AD John Currie announces head football coaching transition:https://t.co/IPuqhS5dKA— Tennessee Football (@Vol_Football) November 12, 2017
The last straw, evidently: A 50-17 loss at Missouri that gave UT a loss in its most recent game against every single other team in the SEC. At the end, it was so sad that Vols fans were raging online as their band played “Rocky Top” to celebrate a blocked extra point, down by 33 points. Meanwhile, SEC Network goofed around in a helmet car.
Why’s he out?
It wasn’t so much Jones’ overall record (34-27 at UT) as a lack of progress, a list of especially embarrassing losses, and then a 2017 collapse. He improved the Vols to two straight nine-win seasons in 2015 and ‘16 and boosted recruiting, but his team went backwards in 2017.

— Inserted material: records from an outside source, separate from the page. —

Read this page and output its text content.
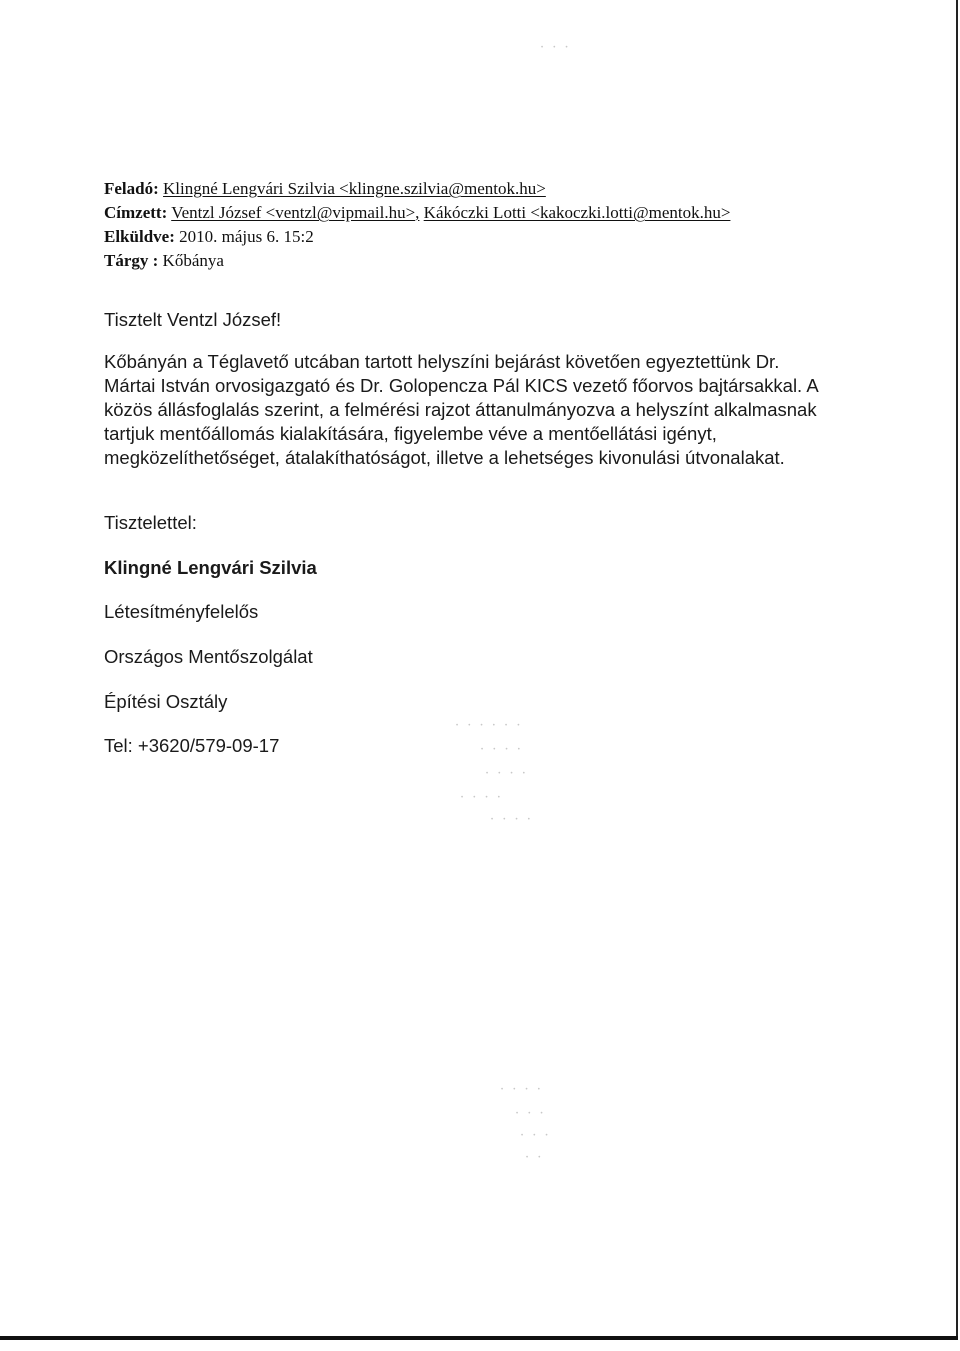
· · ·
· · · · · ·
· · · ·
· · · ·
· · · ·
· · · ·
· · · ·
· · ·
· · ·
· ·
Feladó: Klingné Lengvári Szilvia <klingne.szilvia@mentok.hu>
Címzett: Ventzl József <ventzl@vipmail.hu>, Kákóczki Lotti <kakoczki.lotti@mentok.hu>
Elküldve: 2010. május 6. 15:2
Tárgy : Kőbánya
Tisztelt Ventzl József!
Kőbányán a Téglavető utcában tartott helyszíni bejárást követően egyeztettünk Dr. Mártai István orvosigazgató és Dr. Golopencza Pál KICS vezető főorvos bajtársakkal. A közös állásfoglalás szerint, a felmérési rajzot áttanulmányozva a helyszínt alkalmasnak tartjuk mentőállomás kialakítására, figyelembe véve a mentőellátási igényt, megközelíthetőséget, átalakíthatóságot, illetve a lehetséges kivonulási útvonalakat.
Tisztelettel:
Klingné Lengvári Szilvia
Létesítményfelelős
Országos Mentőszolgálat
Építési Osztály
Tel: +3620/579-09-17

It was also the way Tennessee lost, from its infuriating, come-from-ahead losses in 2015’s big games (the Oklahoma result is still hard to believe) to the string of hideous results in 2016 and 2017 that included blowout losses to Alabama and Georgia, yet another close loss to Florida, and losses to the allegedly inferior South Carolina and Kentucky.
He also failed to connect with fans, with his endlessly earnest slogans making him sound like he was in denial. Jones claiming his players were “champions of life” after the Vols were out of the SEC title race, and that he was only looking for recruits with “five-star hearts,” didn’t put him in the best spot heading into 2017.
Under Jones, Tennessee became more competitive on the field, for a while, but the Vols just remained a national punchline anyway.
Was this the right move?
Yep, and most saw that this was coming. Stabilizing the program doesn’t count for much when you constantly blow winnable games, whether that means giving up leads, failing to capitalize, or losing to teams with less raw talent.
Where was he before Tennessee?
From 2010-12, he was the head man at Cincinnati where he achieved some success, compiling a 23-14 record with nine and 10-win seasons. Before that, he was the head coach at Central Michigan and led the Chippewas to two consecutive bowl berths.
It wasn’t all bad, right?
Nope. One thing Jones did do well is drastically improving the recruiting classes brought into Knoxville, producing a pair of top-10 classes in 2014 and 2015. He also successfully cleaned up the roster damage that former Vols coaches Lane Kiffin and Derek Dooley did to Tennessee. As Rocky Top Talk puts it:
The Butch Jones era shouldn’t be remembered like the Derek Dooley era. The program reached some high points and was much more competitive overall. But unfortunately for Butch, the program hit a near all time low in his final year. In fact, this team has a shot to go winless in the SEC and reach eight losses — both of which would be firsts for this football program.
Also, this moment he had after beating Georgia on a Hail Mary in 2016 was unforgettable:
Me too, Butch. Me too. pic.twitter.com/GPR7XYwvkN— Houston Kress (@VolRumorMill) October 1, 2016
We’ve put up a couple polls on who the Vols should target next. Jon Gruden wins every time, which means we’re making our fourth trip through the GRUMORS mill in the last decade.